Two brothers grew up beside the same dusty road that led to Kurukshetra,
and they grew up very differently.
The elder, Madhu, loved sweets above all things. Each day he spent every
coin he had at the sweet-seller's stall — golden jalebis, syrup-soaked
laddus, sticky barfi. The sweetness was wonderful. But it was always
over too fast. By the time he licked the last of the syrup from his
fingers, the joy had already drained away, and he was left wanting more,
hungrier than before. He spent his life chasing the next bite, and the
bite after that, never full for long.
The younger, Niru, noticed something. Behind their house, half-hidden by
ferns, was a spring of cool, clear water that bubbled up out of the rock.
It cost nothing. It was always there. He learned to sit beside it in the
evenings, drinking when thirsty, listening to it murmur.
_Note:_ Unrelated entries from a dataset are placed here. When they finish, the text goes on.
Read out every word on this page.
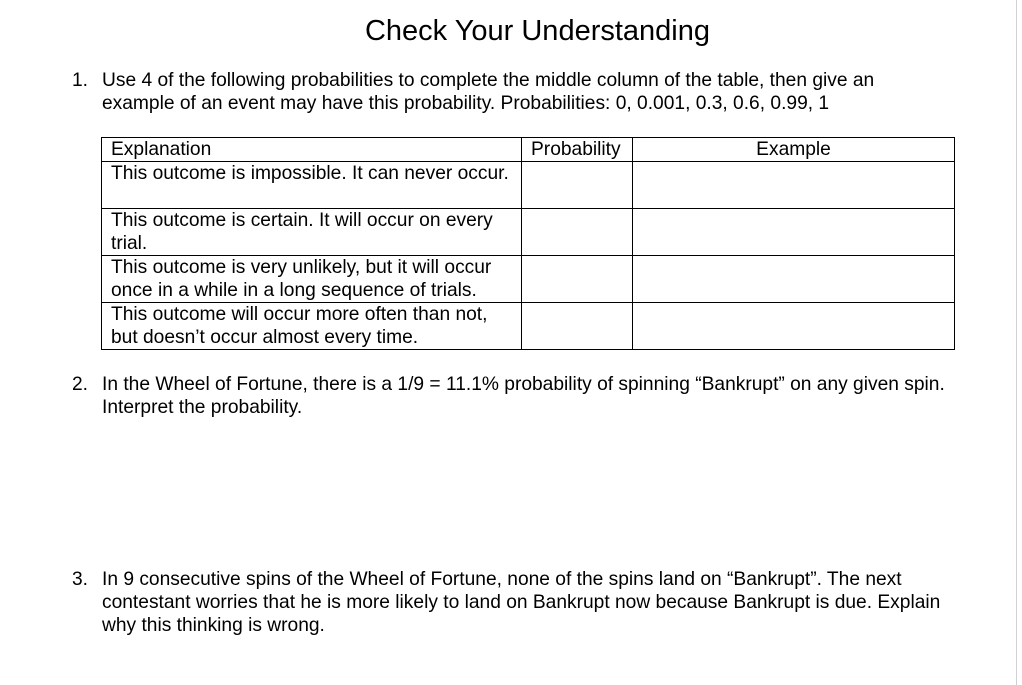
Check Your Understanding
1. Use 4 of the following probabilities to complete the middle column of the table, then give an example of an event may have this probability. Probabilities: 0, 0.001, 0.3, 0.6, 0.99, 1
Explanation	Probability	Example
This outcome is impossible. It can never occur.		
This outcome is certain. It will occur on every trial.		
This outcome is very unlikely, but it will occur once in a while in a long sequence of trials.		
This outcome will occur more often than not, but doesn’t occur almost every time.		
2. In the Wheel of Fortune, there is a 1/9 = 11.1% probability of spinning “Bankrupt” on any given spin. Interpret the probability.
3. In 9 consecutive spins of the Wheel of Fortune, none of the spins land on “Bankrupt”. The next contestant worries that he is more likely to land on Bankrupt now because Bankrupt is due. Explain why this thinking is wrong.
The spring never
dazzled him the way a fresh laddu dazzled Madhu — but it also never ran
dry, and it never left him emptier than before. Slowly Niru grew calm and
content in a way his brother never managed, no matter how many sweets he
bought.
"How are you always so settled?" Madhu finally asked, wiping syrup from
his chin.
"Your sweetness comes from outside, and the outside always runs out," Niru
said. "Mine comes from the spring, and the spring is already here. I
didn't have to buy it. I only had to stop running long enough to find it."
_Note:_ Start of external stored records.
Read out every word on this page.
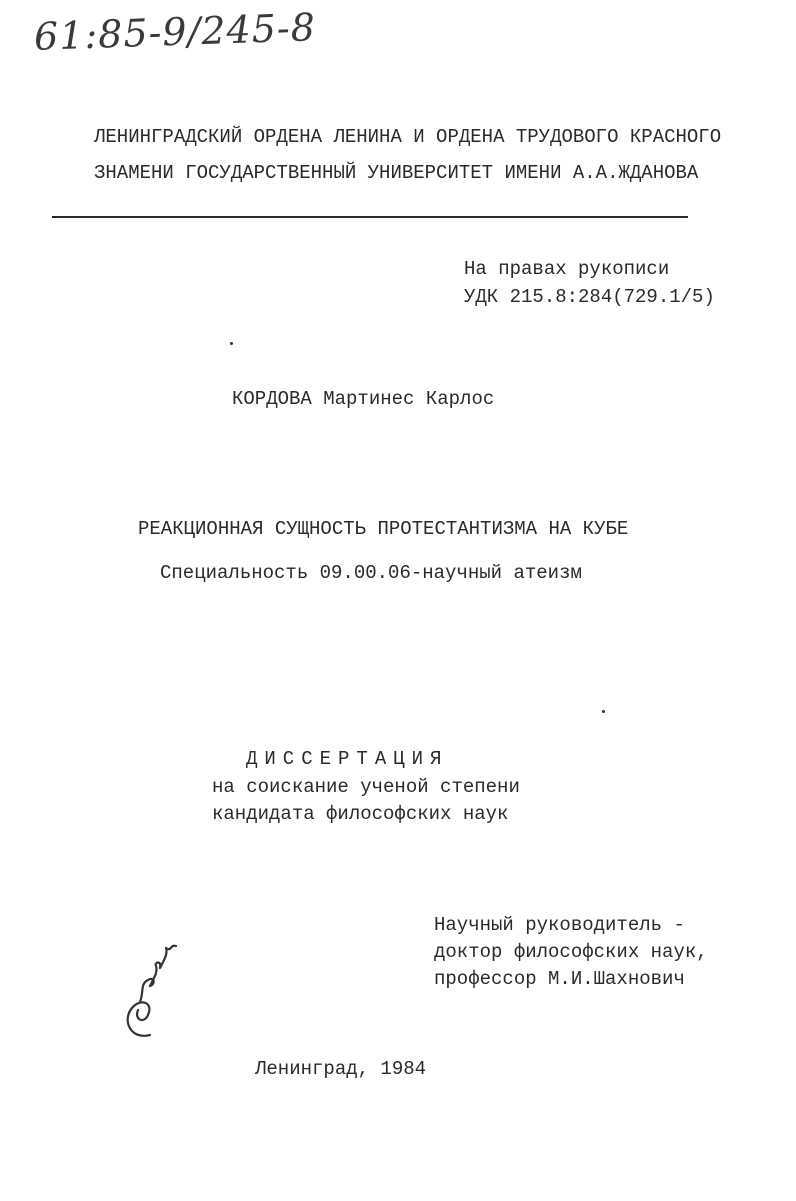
61:85-9/245-8
ЛЕНИНГРАДСКИЙ ОРДЕНА ЛЕНИНА И ОРДЕНА ТРУДОВОГО КРАСНОГО
ЗНАМЕНИ ГОСУДАРСТВЕННЫЙ УНИВЕРСИТЕТ ИМЕНИ А.А.ЖДАНОВА
На правах рукописи
УДК 215.8:284(729.1/5)
КОРДОВА Мартинес Карлос
РЕАКЦИОННАЯ СУЩНОСТЬ ПРОТЕСТАНТИЗМА НА КУБЕ
Специальность 09.00.06-научный атеизм
ДИССЕРТАЦИЯ
на соискание ученой степени
кандидата философских наук
Научный руководитель -
доктор философских наук,
профессор М.И.Шахнович
Ленинград, 1984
On the war-plain, in his chariot, Krishna was telling Arjuna of that very
spring. "The one who is not stuck to the pleasures the senses chase
outside," he said, "discovers a happiness welling up inside the Self.
Joined to that, a person drinks a joy that never empties — not a treat
that ends, but a spring that does not."
Madhu looked at his sticky fingers, and then, for the first time, walked
around to the back of the house to sit by the quiet water.